A 20 años del asesinato de Cabezas, el crimen que marcó a los argentinos

A raíz de una fotografía a un importante empresario, la policía planeó un operativo y asesinó al reportero gráfico argentino; hoy no queda nadie preso

Argentina recordó este miércoles uno de los crímenes más brutales contra la libertad de prensa que hubo en ese país. A raíz de una fotografía a Alfredo Yabrán, uno de los hombres más poderosos de la década de 1990 en ese país, un grupo de policías planeó un operativo y asesinó al reportero gráfico José Luis Cabezas. Hoy en día todos los procesados por el caso están en libertad.

El caso de José Luis Cabezas

En 1996 el fotógrafo de la revista Noticias, José Luis Cabezas, se obsesionó con Alfredo Yabrán, un empresario que manejaba un imperio desde las sombras, ya que su rostro era poco conocido. De hecho, en una entrevista el empresario afirmó que '' ni los servicios de inteligencia'' tenían una foto suya.

Los argentinos solo lo conocían por sus empresas, su insignia y por una acusación del entonces ministro de Economía argentino, Domingo Cavallo, que lo había caracterizado como ''el jefe de una mafia enquistada en el poder''.

Junto a su compañero, Gabriel Michi, Cabezas planeó la esperada fotografía y, gracias a información que le dieron sus fuentes, la tomó.

Foto de Yabrán, Cabezas


''Yo tuve que hacerle de trípode a José Luis cuando sacamos la foto que está en el balneario Marbella, sentado en una reposera.
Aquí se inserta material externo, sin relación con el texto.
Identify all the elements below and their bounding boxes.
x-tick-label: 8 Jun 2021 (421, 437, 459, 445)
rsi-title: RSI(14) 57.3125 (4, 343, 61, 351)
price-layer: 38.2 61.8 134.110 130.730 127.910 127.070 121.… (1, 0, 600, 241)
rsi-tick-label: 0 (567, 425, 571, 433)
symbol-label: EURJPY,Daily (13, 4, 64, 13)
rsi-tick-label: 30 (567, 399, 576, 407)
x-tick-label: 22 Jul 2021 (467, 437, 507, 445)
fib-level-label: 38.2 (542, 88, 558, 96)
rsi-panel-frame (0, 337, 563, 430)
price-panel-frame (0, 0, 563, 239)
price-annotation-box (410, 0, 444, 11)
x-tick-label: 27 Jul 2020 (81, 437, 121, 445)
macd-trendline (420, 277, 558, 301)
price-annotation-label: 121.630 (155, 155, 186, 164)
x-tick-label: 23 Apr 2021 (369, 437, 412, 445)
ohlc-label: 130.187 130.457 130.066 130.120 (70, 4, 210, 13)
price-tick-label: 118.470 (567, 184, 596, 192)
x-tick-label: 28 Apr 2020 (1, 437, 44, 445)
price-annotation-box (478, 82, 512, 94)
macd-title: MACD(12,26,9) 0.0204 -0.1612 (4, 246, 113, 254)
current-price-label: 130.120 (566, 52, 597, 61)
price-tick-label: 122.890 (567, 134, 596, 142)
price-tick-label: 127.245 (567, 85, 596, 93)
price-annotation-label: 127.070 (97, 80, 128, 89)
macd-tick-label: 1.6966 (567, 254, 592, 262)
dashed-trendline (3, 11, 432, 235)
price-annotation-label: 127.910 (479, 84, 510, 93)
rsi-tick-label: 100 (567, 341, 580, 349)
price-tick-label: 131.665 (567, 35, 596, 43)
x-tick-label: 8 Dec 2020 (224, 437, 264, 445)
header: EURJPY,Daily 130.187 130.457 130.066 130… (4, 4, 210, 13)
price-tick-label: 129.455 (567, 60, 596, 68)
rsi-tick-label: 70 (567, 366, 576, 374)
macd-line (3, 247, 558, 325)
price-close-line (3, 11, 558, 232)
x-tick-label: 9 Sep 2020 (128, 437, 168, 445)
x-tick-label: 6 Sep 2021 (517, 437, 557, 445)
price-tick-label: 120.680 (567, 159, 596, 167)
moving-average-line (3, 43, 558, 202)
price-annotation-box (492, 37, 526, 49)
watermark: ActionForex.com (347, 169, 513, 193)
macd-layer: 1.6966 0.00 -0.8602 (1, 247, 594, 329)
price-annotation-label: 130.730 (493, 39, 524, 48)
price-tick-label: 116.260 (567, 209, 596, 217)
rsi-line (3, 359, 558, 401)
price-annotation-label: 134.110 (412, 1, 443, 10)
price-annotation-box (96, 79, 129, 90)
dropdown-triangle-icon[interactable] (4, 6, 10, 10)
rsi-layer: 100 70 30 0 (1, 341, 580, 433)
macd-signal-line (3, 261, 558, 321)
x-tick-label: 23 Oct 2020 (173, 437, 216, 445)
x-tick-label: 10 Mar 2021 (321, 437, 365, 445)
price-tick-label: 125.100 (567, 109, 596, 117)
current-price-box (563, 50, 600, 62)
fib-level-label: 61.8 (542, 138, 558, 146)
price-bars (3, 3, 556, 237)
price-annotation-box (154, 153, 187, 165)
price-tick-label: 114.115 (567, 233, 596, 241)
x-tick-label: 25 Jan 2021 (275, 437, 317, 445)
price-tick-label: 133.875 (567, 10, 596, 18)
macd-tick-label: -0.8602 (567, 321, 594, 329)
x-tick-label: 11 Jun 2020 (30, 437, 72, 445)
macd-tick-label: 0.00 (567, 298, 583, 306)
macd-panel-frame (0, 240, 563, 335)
En otra tanda, llegué a posar como si fuese un turista y él logra la foto más famosa, caminando por la playa con su mujer", recordó Michi en El País de Madrid.

Luego de conseguir la imagen, los periodistas alquilaron carpas al lado de donde estaba el empresario y lo comenzaron a seguir a distintas fiestas y eventos.
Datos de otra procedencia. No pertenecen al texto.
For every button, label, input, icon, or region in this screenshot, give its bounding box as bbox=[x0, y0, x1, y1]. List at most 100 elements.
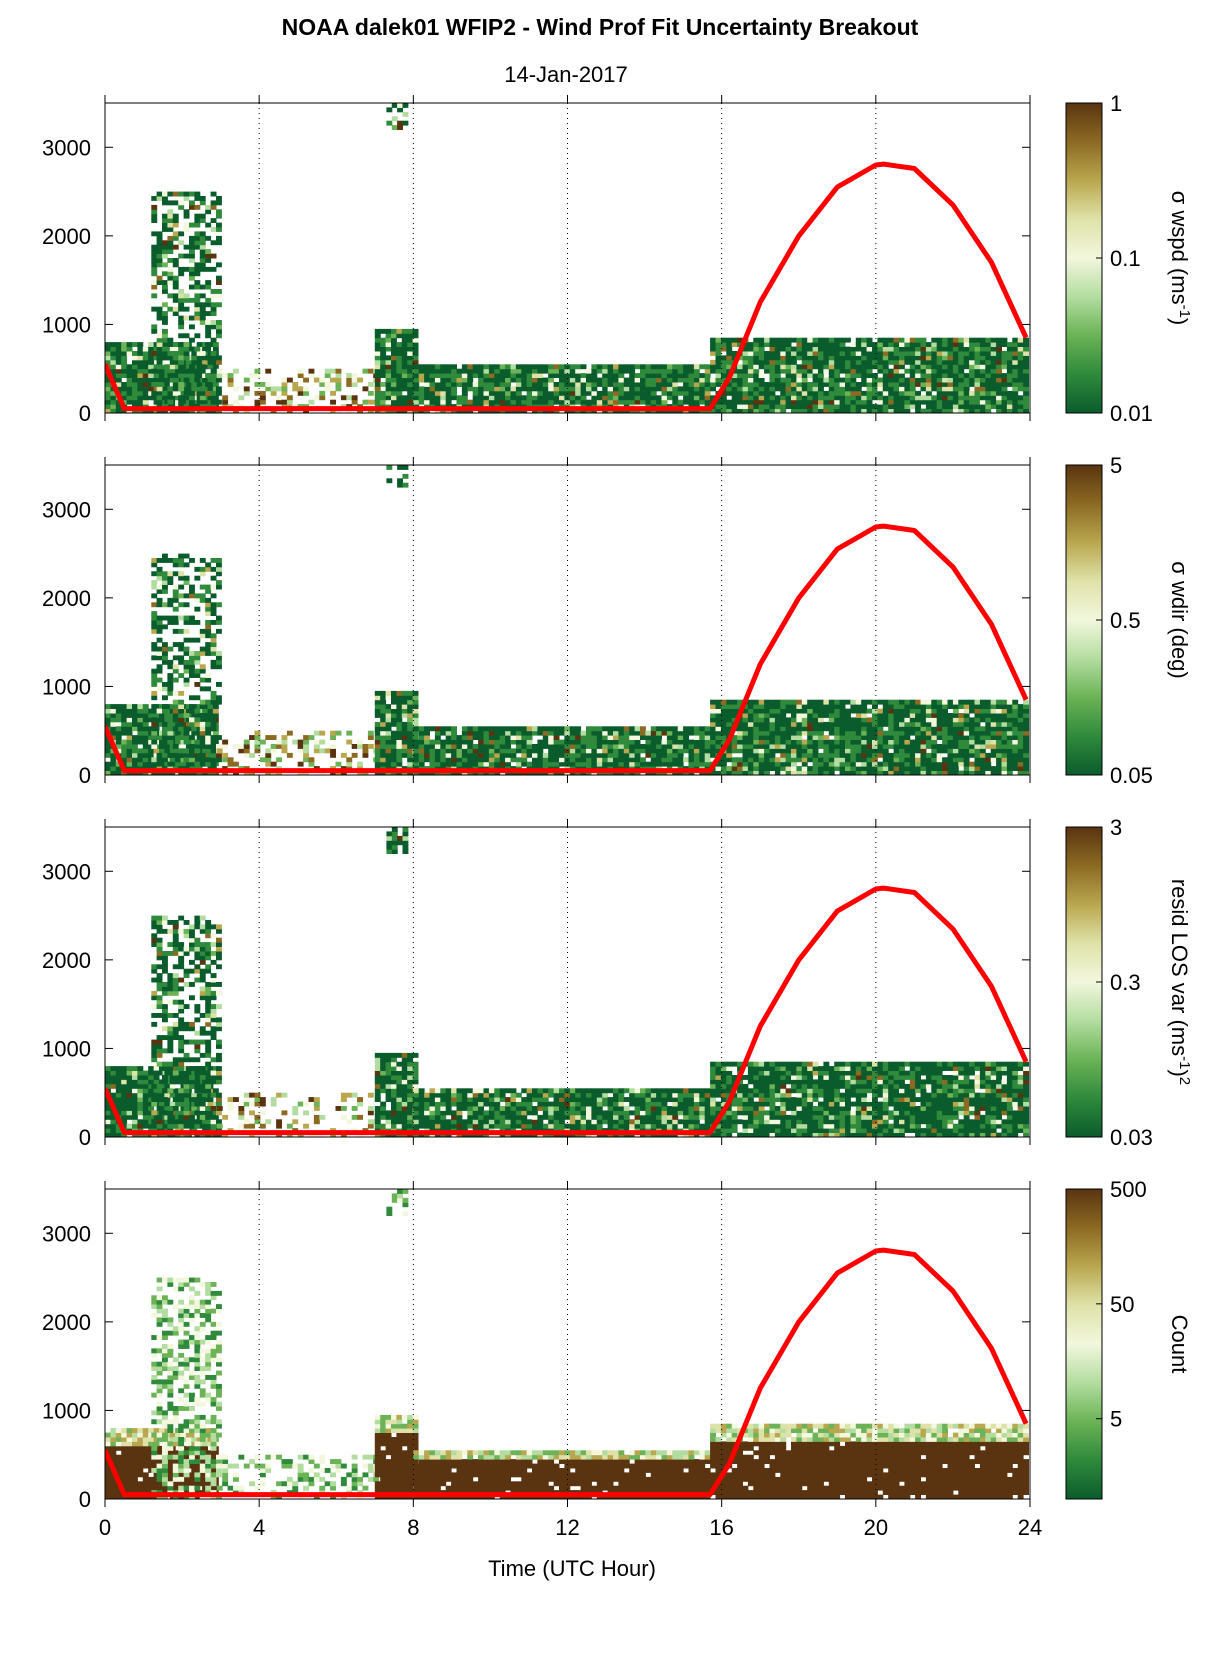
heatmap-cell bbox=[167, 597, 174, 603]
heatmap-cell bbox=[183, 351, 190, 356]
heatmap-cell bbox=[996, 337, 1002, 343]
heatmap-cell bbox=[996, 770, 1002, 775]
heatmap-cell bbox=[505, 377, 511, 383]
heatmap-cell bbox=[472, 752, 479, 758]
heatmap-cell bbox=[559, 761, 565, 767]
heatmap-cell bbox=[156, 258, 163, 263]
heatmap-cell bbox=[990, 399, 997, 405]
heatmap-cell bbox=[845, 766, 851, 771]
heatmap-cell bbox=[591, 752, 598, 758]
heatmap-cell bbox=[823, 395, 830, 401]
heatmap-cell bbox=[855, 752, 862, 758]
heatmap-cell bbox=[401, 726, 408, 732]
heatmap-cell bbox=[178, 346, 185, 352]
heatmap-cell bbox=[931, 399, 938, 405]
heatmap-cell bbox=[1006, 373, 1013, 378]
heatmap-cell bbox=[758, 390, 765, 396]
heatmap-cell bbox=[753, 770, 760, 775]
heatmap-cell bbox=[199, 320, 206, 325]
heatmap-cell bbox=[385, 359, 392, 365]
heatmap-cell bbox=[537, 399, 544, 405]
heatmap-cell bbox=[142, 373, 149, 378]
heatmap-cell bbox=[834, 721, 841, 727]
heatmap-cell bbox=[281, 399, 288, 405]
heatmap-cell bbox=[990, 713, 997, 718]
heatmap-cell bbox=[194, 566, 201, 572]
heatmap-cell bbox=[178, 615, 185, 621]
heatmap-cell bbox=[936, 717, 943, 723]
heatmap-cell bbox=[963, 342, 970, 347]
heatmap-cell bbox=[330, 399, 336, 405]
heatmap-cell bbox=[401, 399, 408, 405]
heatmap-cell bbox=[974, 721, 981, 727]
heatmap-cell bbox=[254, 744, 261, 749]
heatmap-cell bbox=[952, 346, 959, 352]
heatmap-cell bbox=[677, 761, 684, 767]
heatmap-cell bbox=[613, 730, 619, 736]
heatmap-cell bbox=[996, 404, 1002, 409]
heatmap-cell bbox=[796, 744, 803, 749]
heatmap-cell bbox=[418, 761, 425, 767]
heatmap-cell bbox=[526, 748, 533, 754]
heatmap-cell bbox=[720, 337, 727, 343]
heatmap-cell bbox=[132, 752, 138, 758]
heatmap-cell bbox=[391, 717, 397, 723]
heatmap-cell bbox=[542, 744, 549, 749]
heatmap-cell bbox=[969, 766, 975, 771]
heatmap-cell bbox=[402, 120, 409, 126]
heatmap-cell bbox=[882, 744, 889, 749]
heatmap-cell bbox=[947, 359, 954, 365]
heatmap-cell bbox=[132, 364, 138, 370]
heatmap-cell bbox=[207, 717, 214, 723]
heatmap-cell bbox=[391, 377, 397, 383]
heatmap-cell bbox=[807, 717, 814, 723]
heatmap-cell bbox=[548, 735, 555, 740]
heatmap-cell bbox=[796, 704, 803, 709]
heatmap-cell bbox=[580, 382, 587, 387]
heatmap-cell bbox=[205, 597, 212, 603]
heatmap-cell bbox=[807, 708, 814, 714]
heatmap-cell bbox=[191, 730, 198, 736]
heatmap-cell bbox=[153, 399, 160, 405]
heatmap-cell bbox=[434, 382, 441, 387]
heatmap-cell bbox=[731, 735, 738, 740]
heatmap-cell bbox=[401, 690, 408, 696]
heatmap-cell bbox=[747, 404, 754, 409]
heatmap-cell bbox=[151, 271, 158, 277]
heatmap-cell bbox=[877, 395, 884, 401]
heatmap-cell bbox=[1001, 390, 1008, 396]
heatmap-cell bbox=[979, 726, 986, 732]
heatmap-cell bbox=[915, 752, 921, 758]
heatmap-cell bbox=[396, 342, 403, 347]
heatmap-cell bbox=[737, 721, 743, 727]
heatmap-cell bbox=[396, 359, 403, 365]
heatmap-cell bbox=[510, 735, 517, 740]
heatmap-cell bbox=[931, 373, 938, 378]
heatmap-cell bbox=[478, 368, 484, 374]
heatmap-cell bbox=[1017, 735, 1024, 740]
heatmap-cell bbox=[153, 364, 160, 370]
heatmap-cell bbox=[618, 364, 625, 370]
heatmap-cell bbox=[737, 770, 743, 775]
heatmap-cell bbox=[467, 368, 474, 374]
heatmap-cell bbox=[380, 368, 387, 374]
heatmap-cell bbox=[996, 726, 1002, 732]
heatmap-cell bbox=[979, 713, 986, 718]
heatmap-cell bbox=[855, 390, 862, 396]
heatmap-cell bbox=[607, 386, 614, 392]
heatmap-cell bbox=[499, 368, 506, 374]
heatmap-cell bbox=[693, 730, 700, 736]
heatmap-cell bbox=[699, 373, 706, 378]
heatmap-cell bbox=[385, 355, 392, 361]
heatmap-cell bbox=[839, 408, 846, 413]
heatmap-cell bbox=[936, 364, 943, 370]
heatmap-cell bbox=[899, 386, 905, 392]
heatmap-cell bbox=[866, 708, 873, 714]
heatmap-cell bbox=[774, 726, 781, 732]
heatmap-cell bbox=[153, 355, 160, 361]
heatmap-cell bbox=[963, 704, 970, 709]
heatmap-cell bbox=[162, 390, 168, 396]
heatmap-cell bbox=[467, 735, 474, 740]
heatmap-cell bbox=[1006, 730, 1013, 736]
heatmap-cell bbox=[167, 580, 174, 585]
Al terminar la temporada, Cabezas le había puesto rostro al hombre más buscado pero comenzó a vivir las consecuencias. Empezó a recibir amenazas telefónicas, que decidió ocultar a su familia, y era vigilado por un grupo de policías. Funcionarios de alto cargo de Pinamar se dedicaron a controlar sus movimientos y la pandilla ''Los Horneros'' lo seguía a todos lados.

En noviembre de 1996, el policía Gustavo Prellezo pidió los antecedentes del fotógrafo y comenzó a preparar un operativo con unos colegas para asesinarlo. Entonces, la policía le pasaba datos a Prellezo, que sabía todo lo que hacía Cabezas.

Dos meses después, el fotógrafo apareció calcinado dentro de un auto en un pozo de Pinamar.

Los condenados

El grupo formado por altos cargos de la policía de Pinamar y por la pandilla de delincuentes ''la banda de Los Horneros'' que planeó el operativo fue a prisión luego del asesinato. Sin embargo, Yabrán nunca fue capturado. A un año del crimen, el empresario perseguido por la justicia, la opinión pública y la prensa se suicidó.

Los policías Sergio Camaratta, Aníbal Luna y Gustavo Prellezo junto a los integrantes de la pandilla Sergio González, Horacio Braga, José Auge y Héctor Retana fueron condenados a cadena perpetua pero no la cumplieron.

Luna fue liberado el año pasado al cumplir dos tercios de la sentencia, Prellezo obtuvo un arresto domiciliario en 2010 y el 21 de diciembre del año pasado fue liberado. Auge recuperó su libertad en 2004; González, en 2006; y Braga, en 2007.

El exsargento Gregorio Ríos, condenado por instigador del crimen, fue liberado en 2008 mientras que Retana y Camaratta murieron.

"La justicia no es justa y dejan a los asesinos libres simplemente porque son abogados o sufren de asma. La justicia parece un jardín de infantes y es una vergüenza. Nosotros, los familiares, estamos muy enojados y muy dolidos, por el país, porque esta gente no va a ir más presa y nosotros ya no somos parte del expediente", declaró Gladys Cabezas, hermana del fotógrafo, en El País de Madrid.